How do I crawl a website written in JSP (Java Server Pages) using Perl Script? - perl

I have here this website:https://www.connect2nse.com/iislNet/UserFolder.jsp
Firstly i tried using WWW::Mechanize, but it doesn't seem to work. WWW::Mechanize doesn't work with JSP written website. So I researched about how to download a file in a website written in JSP, but can't find a good one. Can anybody help me with this one? Thanks in advance.

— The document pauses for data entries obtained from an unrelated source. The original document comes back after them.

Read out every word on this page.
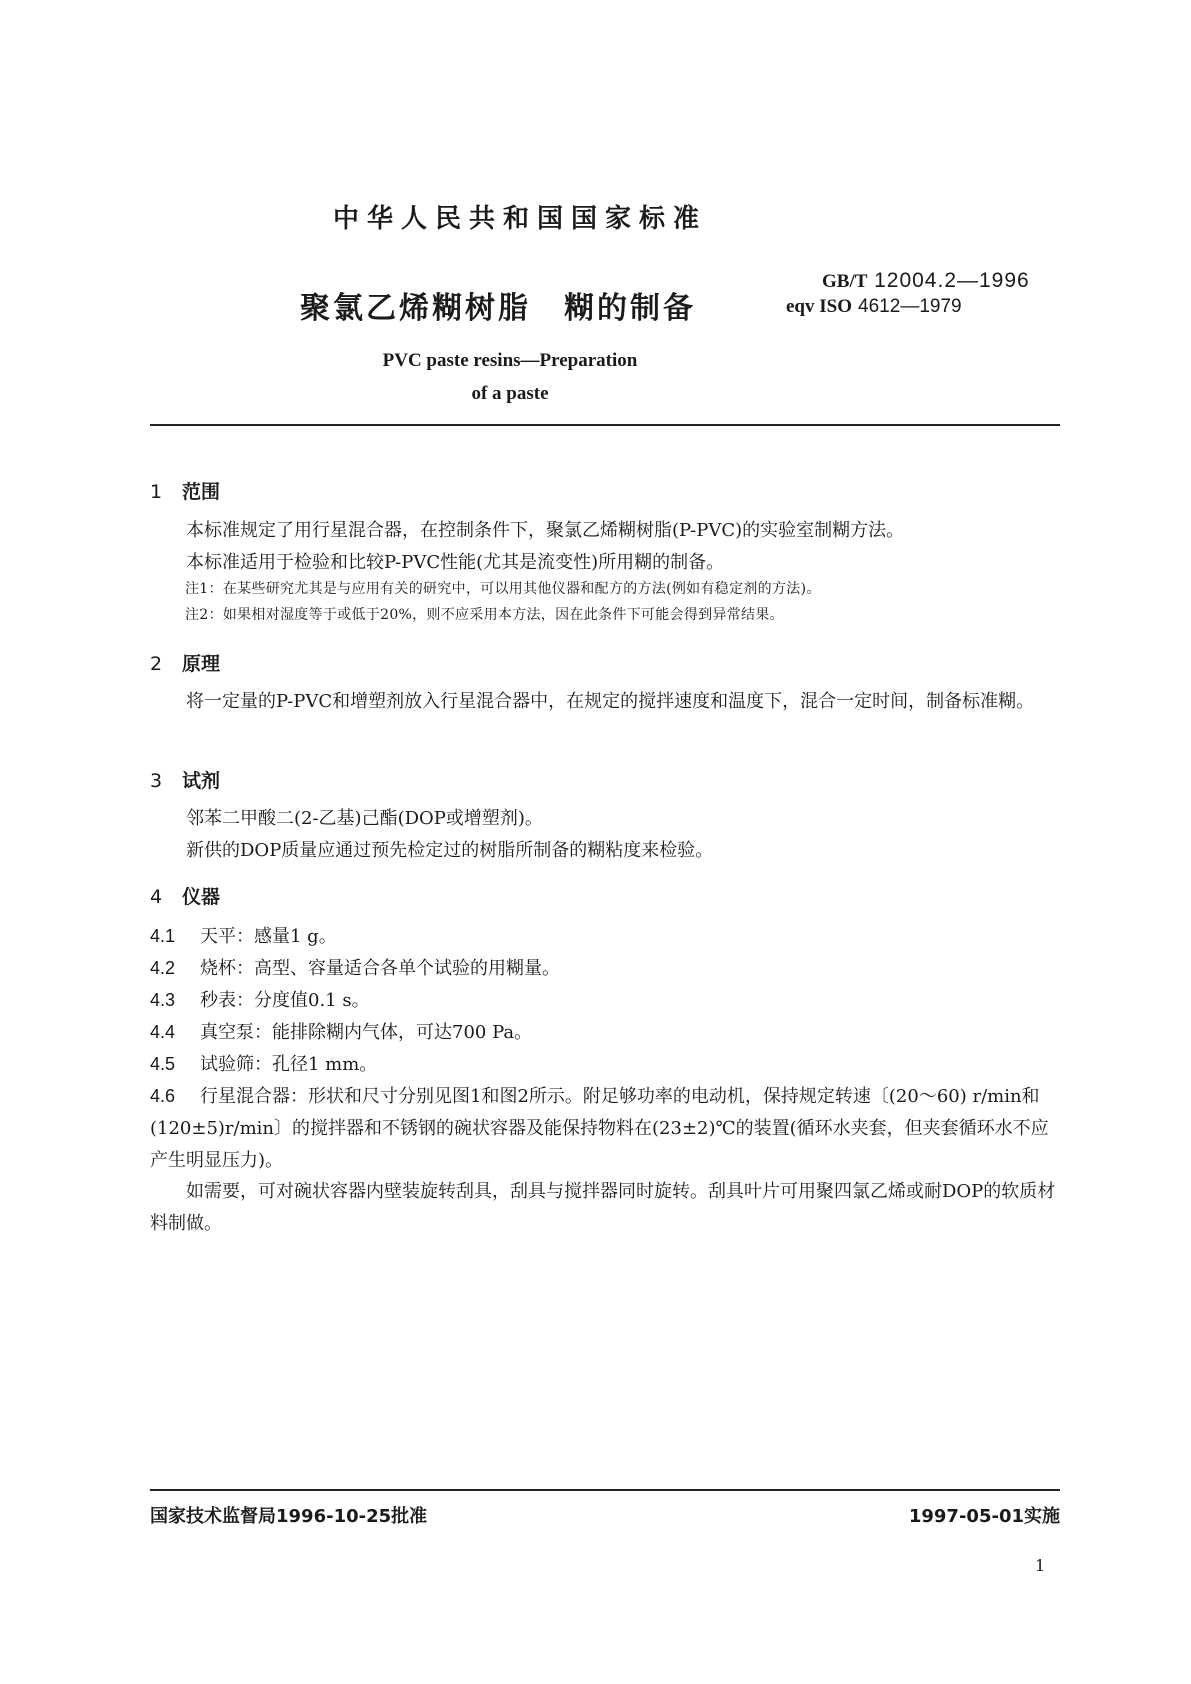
中华人民共和国国家标准
聚氯乙烯糊树脂　糊的制备
GB/T 12004.2—1996
eqv ISO 4612—1979
PVC paste resins—Preparation
of a paste
1 范围
本标准规定了用行星混合器，在控制条件下，聚氯乙烯糊树脂(P-PVC)的实验室制糊方法。
本标准适用于检验和比较P-PVC性能(尤其是流变性)所用糊的制备。
注1：在某些研究尤其是与应用有关的研究中，可以用其他仪器和配方的方法(例如有稳定剂的方法)。
注2：如果相对湿度等于或低于20%，则不应采用本方法，因在此条件下可能会得到异常结果。
2 原理
将一定量的P-PVC和增塑剂放入行星混合器中，在规定的搅拌速度和温度下，混合一定时间，制备标准糊。
3 试剂
邻苯二甲酸二(2-乙基)己酯(DOP或增塑剂)。
新供的DOP质量应通过预先检定过的树脂所制备的糊粘度来检验。
4 仪器
4.1 天平：感量1 g。
4.2 烧杯：高型、容量适合各单个试验的用糊量。
4.3 秒表：分度值0.1 s。
4.4 真空泵：能排除糊内气体，可达700 Pa。
4.5 试验筛：孔径1 mm。
4.6 行星混合器：形状和尺寸分别见图1和图2所示。附足够功率的电动机，保持规定转速〔(20～60) r/min和(120±5)r/min〕的搅拌器和不锈钢的碗状容器及能保持物料在(23±2)℃的装置(循环水夹套，但夹套循环水不应产生明显压力)。
如需要，可对碗状容器内壁装旋转刮具，刮具与搅拌器同时旋转。刮具叶片可用聚四氯乙烯或耐DOP的软质材料制做。
国家技术监督局1996-10-25批准	1997-05-01实施
1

As far as the client is concerned, JavaServer Pages is identical to PHP, Perl, or even static HTML files. The result is a page of HTML that can be rendered and displayed, and the source of the data isn't the reason for WWW::Mechanize failing to do what you want
Doesn't work is useless as a problem description, and the issue could be pretty much anything. However, if the HTML is associated with some JavaScript (which is executed on the client system after the page has been retrieved and not on the server) then it may be more or less handicapped because WWW::Mechanize doesn't support JavaScript. For that you will need to use WWW::Mechanize::Firefox or similar, which works by using a real instance of Firefox to render the HTML and execute any JavaScript

Related

How can I "drill down" into a website using Perl's WWW::Mechanize

I have used the WWW::Mechanize Perl module on a number of projects and it's helped me out a lot.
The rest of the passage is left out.